ATI Radeon 9800 Pro Mac Special Edition

Ich habe ihn: Den leistungsfähigsten Spiele-Mac in Deutschland. Zumindest zum Zeitpunkt dieses Tests, zumindest nämlich bis die neuen G5 mit bis zu 2 x 2,5 GHz lieferbar sind. ATI stellte uns freundlicherweise eine Radeon 9800 Pro Mac Special Edition zum Test zur Verfügung, und die werkelt nun in meinem 2 GHz-Dual-G5.

Unterschiede 9600 Pro, 9800 Pro und 9800 Pro Special Edition

Mein G5 kam von Haus aus mit einer Radeon 9600 Pro mit 64 MB Videospeicher. Diese Karte nutzt den RV350-Chip mit vier Rendering-Pipelines, daran ist der Speicher über ein 128 Bit-Speicherinterface angeschlossen. Ihr großer Bruder, die Radeon 9800 Pro, basiert auf dem R350 mit acht Rendering-Pipelines, deren Speicher über ein 256 Bit-Speicherinterface angeschlossen ist. Die 9800 Pro Special Edition wiederum nutzt ebenfalls den R350 mit acht Rendering-Pipelines, hat aber ein anderes PCB. PCB steht für „Printed Circuit Board“ und bezeichnet die Platine (Steckkarte) an sich, auf der die Speicherchips, der Grafikchip und die anderen Bauteile der Grafikkarte aufgebracht sind.

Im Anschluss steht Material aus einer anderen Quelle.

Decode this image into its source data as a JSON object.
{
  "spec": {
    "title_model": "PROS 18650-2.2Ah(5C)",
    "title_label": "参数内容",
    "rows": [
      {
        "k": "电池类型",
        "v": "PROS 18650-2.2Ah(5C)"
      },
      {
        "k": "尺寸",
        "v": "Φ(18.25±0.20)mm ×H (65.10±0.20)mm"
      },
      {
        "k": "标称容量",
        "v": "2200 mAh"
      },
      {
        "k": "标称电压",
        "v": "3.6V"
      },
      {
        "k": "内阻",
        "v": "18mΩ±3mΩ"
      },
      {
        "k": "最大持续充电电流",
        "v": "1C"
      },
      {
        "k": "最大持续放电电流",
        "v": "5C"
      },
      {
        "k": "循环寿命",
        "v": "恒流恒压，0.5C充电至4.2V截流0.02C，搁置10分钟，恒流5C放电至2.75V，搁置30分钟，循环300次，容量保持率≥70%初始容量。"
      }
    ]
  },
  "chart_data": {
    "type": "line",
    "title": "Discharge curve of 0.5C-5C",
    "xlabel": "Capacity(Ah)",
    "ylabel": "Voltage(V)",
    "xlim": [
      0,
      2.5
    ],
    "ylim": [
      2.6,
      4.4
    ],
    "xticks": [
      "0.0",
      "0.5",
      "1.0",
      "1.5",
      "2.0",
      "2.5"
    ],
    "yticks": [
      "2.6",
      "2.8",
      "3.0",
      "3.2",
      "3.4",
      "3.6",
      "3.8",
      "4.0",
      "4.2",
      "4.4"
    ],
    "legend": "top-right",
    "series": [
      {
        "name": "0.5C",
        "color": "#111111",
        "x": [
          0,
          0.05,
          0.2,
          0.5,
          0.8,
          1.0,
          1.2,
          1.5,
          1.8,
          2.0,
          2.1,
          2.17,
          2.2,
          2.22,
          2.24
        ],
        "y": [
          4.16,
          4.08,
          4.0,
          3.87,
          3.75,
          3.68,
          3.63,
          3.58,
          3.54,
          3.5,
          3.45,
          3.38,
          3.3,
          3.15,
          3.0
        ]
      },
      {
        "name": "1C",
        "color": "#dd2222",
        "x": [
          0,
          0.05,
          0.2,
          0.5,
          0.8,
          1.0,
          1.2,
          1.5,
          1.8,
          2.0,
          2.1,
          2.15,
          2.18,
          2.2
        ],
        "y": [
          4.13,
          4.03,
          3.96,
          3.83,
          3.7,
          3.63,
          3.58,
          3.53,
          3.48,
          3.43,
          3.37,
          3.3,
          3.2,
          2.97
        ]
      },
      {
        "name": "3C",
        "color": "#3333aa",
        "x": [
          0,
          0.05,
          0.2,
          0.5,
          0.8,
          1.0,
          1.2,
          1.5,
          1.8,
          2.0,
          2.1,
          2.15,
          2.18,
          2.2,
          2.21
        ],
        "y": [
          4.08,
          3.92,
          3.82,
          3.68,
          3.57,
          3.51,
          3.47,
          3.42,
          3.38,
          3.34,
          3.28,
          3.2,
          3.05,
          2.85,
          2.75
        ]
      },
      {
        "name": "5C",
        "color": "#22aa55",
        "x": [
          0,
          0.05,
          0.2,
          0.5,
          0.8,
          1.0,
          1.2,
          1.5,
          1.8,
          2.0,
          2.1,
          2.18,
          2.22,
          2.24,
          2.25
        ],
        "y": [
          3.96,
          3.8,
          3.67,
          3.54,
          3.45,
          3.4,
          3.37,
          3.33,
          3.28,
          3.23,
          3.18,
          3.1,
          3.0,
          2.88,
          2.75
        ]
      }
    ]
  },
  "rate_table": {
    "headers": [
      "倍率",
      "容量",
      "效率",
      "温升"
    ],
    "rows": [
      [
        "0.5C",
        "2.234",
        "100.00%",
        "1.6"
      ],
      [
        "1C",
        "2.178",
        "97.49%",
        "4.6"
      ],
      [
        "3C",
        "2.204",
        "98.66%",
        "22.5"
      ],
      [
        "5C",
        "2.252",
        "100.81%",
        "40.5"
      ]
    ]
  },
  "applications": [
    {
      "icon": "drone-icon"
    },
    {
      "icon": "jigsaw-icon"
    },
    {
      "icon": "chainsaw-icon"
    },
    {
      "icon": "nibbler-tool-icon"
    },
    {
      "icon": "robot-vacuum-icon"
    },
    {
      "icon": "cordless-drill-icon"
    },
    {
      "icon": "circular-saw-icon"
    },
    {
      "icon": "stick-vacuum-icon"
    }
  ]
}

Im PC-Markt gibt es auch eine Radeon 9800 SE (ohne Pro), die allerdings niedriger als die Pro-Version getaktet ist. Da besteht einige Verwechslungsgefahr, denn im fast unüberschaubaren Dschungel an Windows-kompatibler Grafik-Hardware gibt es noch mehr so kryptische Abkürzungen. So hat NVIDIA XT-Modelle im Angebot, die sind aber ebenfalls langsamer getaktet als die normalen Versionen. Die ganzen Abkürzungen, die uns Wunder was vorgaukeln sollen, sind also mit einiger Vorsicht zu genießen.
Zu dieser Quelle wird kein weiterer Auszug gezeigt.